Things are hardly better in the Piano Concerto. Again, any recording by Oborin will be significant: as Oistrakh with the VC, he was the piece's dedicatee and first performer. This is also the only Khachaturian recording by Mravinsky, conducting here not his own Leningrad, but the Czech Philharmonic. Though made a year earlier, on June 1st, during the first and newly-founded Prague Festival, the recording offers slightly better sonic definition (that the Piano Concerto is much louder also helps) - but it still sounds like an antiquated 78rmp or an old air-check, distant, congested, with slight but constant static. Also, when you reach the third movement, suddenly you get what appears like a studio recording dubbed from an LP, surface noise and all. Applause erupts at the end, but you can clearly hear over headphones that it was spliced in. My hunch is that the original source was deteriorated or lost, and that the producers sneakily spliced in the missing part from an LP. And add to that that it plays a semi-tone too low. Ghastly.
And all the more regrettable as what you get is the sonic ghost of a performance of incredible drive and fire, one that is, in the outer movements, always faster than the composer's metronome marks - and all for the better, as it dispels any impression of bombast, in favor of hair-raising urgency, sometimes even at the expense of clarity and sensuousness, as in Mravinsky's phrasing of the first movement's second, folksy theme at 2:10: in accordance with the composer's instruction but unlike just about everybody else, he insists on keeping it at tempo (and, remember, his is faster than the one prescribed by the composer), and he takes it yet faster when it returns at 8:08. Likewise, Mravinsky plays the second movement at the prescribed tempo, e.g. significantly faster than the interpretive tradition that everybody save the composer seems to follow since William Kapell's pionneering 1946 recording (Prokofiev/Khachaturian or William Kapell Edition Vol 4: Prokofiev: Piano concerto no. 3 / Khachaturian: Piano concerto / Shostakovich: Preludes for piano). BUT - as Koussevitzky and, astoundingly, the composer, Mravinsky omits the flexatone. Too bad.
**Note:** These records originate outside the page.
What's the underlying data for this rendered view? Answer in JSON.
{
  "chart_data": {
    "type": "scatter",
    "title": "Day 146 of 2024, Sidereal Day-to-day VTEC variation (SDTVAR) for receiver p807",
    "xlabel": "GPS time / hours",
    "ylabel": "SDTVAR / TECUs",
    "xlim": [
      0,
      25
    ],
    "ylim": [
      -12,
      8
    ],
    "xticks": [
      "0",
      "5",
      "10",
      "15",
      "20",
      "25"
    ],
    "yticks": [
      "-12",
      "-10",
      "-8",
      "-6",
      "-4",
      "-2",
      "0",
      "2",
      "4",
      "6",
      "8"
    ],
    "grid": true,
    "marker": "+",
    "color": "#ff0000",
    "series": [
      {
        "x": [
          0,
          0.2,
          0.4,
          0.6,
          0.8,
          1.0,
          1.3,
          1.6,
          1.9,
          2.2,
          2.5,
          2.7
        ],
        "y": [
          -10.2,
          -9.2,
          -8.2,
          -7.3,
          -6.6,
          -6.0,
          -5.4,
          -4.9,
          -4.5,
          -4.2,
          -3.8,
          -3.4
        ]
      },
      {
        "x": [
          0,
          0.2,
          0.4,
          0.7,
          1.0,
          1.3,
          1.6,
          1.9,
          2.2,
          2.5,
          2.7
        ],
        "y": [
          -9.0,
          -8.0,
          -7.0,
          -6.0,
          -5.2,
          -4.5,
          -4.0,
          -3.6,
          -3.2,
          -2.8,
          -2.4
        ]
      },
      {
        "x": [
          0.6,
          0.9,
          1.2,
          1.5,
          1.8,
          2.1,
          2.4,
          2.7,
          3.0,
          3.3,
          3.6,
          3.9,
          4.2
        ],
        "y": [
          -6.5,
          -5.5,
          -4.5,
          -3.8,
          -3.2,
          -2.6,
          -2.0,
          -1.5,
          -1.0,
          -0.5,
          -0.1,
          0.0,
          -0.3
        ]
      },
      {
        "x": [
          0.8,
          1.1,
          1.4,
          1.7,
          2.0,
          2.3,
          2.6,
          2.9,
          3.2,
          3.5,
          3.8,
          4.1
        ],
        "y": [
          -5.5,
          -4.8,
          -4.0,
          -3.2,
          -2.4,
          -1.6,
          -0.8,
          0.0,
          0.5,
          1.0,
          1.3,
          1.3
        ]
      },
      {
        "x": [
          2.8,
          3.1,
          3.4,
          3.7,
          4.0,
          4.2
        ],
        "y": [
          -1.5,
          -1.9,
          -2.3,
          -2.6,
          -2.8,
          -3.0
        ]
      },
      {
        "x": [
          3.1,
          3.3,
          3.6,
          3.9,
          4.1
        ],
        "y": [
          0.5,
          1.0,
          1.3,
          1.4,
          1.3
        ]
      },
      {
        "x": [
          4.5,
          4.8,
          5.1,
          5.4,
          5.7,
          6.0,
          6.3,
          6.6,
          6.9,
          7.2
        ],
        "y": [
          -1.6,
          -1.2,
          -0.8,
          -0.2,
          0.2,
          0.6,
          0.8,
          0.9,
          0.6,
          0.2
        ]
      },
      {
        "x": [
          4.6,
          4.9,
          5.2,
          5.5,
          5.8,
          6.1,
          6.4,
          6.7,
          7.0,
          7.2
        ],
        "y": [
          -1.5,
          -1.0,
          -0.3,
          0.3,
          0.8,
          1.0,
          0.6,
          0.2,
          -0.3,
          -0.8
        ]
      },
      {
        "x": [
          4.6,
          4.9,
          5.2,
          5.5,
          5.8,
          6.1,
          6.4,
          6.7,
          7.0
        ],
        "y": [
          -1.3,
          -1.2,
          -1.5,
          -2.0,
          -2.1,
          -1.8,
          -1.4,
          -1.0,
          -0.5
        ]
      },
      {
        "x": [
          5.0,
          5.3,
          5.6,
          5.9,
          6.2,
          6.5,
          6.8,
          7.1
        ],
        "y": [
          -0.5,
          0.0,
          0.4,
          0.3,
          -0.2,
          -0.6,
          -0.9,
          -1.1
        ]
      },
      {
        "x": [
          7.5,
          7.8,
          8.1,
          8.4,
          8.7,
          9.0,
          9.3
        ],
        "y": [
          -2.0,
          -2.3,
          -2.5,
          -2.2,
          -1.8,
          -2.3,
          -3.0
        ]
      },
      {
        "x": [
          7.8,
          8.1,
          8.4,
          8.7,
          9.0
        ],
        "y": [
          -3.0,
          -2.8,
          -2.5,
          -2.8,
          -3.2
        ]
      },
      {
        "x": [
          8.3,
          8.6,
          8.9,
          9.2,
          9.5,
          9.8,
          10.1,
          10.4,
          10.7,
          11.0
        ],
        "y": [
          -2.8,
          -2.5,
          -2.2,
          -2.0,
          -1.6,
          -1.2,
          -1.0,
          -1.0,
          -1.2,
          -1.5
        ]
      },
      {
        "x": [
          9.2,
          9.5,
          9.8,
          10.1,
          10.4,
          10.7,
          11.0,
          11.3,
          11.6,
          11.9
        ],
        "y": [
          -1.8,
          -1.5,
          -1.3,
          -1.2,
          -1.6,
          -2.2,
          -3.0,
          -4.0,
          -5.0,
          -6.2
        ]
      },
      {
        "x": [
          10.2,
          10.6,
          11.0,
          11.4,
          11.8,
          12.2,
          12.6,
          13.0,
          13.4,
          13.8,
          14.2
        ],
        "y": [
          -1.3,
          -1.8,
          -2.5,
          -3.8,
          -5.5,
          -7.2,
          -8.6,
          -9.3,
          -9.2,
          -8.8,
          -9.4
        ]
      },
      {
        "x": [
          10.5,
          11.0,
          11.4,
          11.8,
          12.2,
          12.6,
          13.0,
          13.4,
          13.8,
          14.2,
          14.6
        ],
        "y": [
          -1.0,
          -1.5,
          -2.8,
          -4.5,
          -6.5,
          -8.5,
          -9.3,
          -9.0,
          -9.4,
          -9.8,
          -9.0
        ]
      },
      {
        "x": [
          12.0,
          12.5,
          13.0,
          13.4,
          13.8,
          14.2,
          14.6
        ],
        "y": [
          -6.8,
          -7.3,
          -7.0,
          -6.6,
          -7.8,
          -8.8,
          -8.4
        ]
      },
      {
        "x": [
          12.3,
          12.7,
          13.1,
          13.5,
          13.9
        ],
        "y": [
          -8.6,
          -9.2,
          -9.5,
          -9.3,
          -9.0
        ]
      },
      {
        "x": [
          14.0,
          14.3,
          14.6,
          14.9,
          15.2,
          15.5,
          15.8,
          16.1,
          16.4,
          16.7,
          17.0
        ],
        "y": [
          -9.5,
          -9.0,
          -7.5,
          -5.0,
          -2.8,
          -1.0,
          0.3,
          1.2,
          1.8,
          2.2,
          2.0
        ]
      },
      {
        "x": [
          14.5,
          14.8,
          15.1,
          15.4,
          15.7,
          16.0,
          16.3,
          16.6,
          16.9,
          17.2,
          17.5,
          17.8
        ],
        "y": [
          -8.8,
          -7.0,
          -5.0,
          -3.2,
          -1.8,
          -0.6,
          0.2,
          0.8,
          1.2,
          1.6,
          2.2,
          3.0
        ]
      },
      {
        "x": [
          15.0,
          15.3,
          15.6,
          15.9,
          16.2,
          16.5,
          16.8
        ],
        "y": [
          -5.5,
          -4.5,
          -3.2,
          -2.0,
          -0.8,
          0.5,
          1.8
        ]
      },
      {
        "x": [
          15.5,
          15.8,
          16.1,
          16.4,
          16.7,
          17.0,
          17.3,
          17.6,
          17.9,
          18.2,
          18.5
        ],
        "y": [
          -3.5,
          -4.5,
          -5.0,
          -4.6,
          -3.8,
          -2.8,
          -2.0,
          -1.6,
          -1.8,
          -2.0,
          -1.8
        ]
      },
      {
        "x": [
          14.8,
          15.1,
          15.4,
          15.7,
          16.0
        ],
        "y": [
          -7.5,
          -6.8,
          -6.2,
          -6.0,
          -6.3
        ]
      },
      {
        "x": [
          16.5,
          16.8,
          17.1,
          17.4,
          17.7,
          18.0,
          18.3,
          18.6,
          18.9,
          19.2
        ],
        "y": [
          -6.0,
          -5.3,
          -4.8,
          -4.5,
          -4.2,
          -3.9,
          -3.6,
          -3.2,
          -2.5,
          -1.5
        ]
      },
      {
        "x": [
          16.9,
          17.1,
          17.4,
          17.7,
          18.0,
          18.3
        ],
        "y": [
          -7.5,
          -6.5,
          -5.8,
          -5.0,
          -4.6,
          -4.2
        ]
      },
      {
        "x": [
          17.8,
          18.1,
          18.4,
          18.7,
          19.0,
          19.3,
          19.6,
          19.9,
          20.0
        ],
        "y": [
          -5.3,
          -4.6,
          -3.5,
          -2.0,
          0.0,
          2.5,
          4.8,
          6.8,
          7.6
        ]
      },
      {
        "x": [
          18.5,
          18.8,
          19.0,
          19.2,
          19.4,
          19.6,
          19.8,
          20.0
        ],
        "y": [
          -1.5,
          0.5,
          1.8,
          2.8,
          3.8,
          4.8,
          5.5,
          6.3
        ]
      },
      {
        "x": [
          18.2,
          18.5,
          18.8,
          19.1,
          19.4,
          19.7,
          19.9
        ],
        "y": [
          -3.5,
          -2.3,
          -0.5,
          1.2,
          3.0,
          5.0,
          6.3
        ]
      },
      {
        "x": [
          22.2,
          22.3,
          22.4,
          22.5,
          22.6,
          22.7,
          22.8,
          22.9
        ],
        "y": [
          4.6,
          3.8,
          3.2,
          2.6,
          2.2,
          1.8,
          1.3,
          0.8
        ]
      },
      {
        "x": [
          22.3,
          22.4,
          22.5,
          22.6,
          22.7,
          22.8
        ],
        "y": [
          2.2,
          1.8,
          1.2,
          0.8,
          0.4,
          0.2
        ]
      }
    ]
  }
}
I was unable to track down who the substitute for the finale was: not, as I first suspected, Oborin's studio recording with the composer conducting (sadly it hasn't been reissued on CD, but can be heard on U-tube), and none of the versions I have from the 78rpm and mono era (Kapell, Levant, Lympany). I'd love to know: it's a bit untidy (both from soloist and orchestral soloists), but it's great, with fabulous energy - even at the semi-tone too slow.
Praga is all but candid about the defects of these recordings. The liner notes are very informative about the compositions, but nearly silent about the circumstances of the recordings, just giving the recording dates in small type. This is close to being a fraud. Multisonic was more open about it, concentrating its liner notes on the circumstances of the Prague Spring Festival. Avoid, unless you are a diehard collector of the any or all of the artists involved.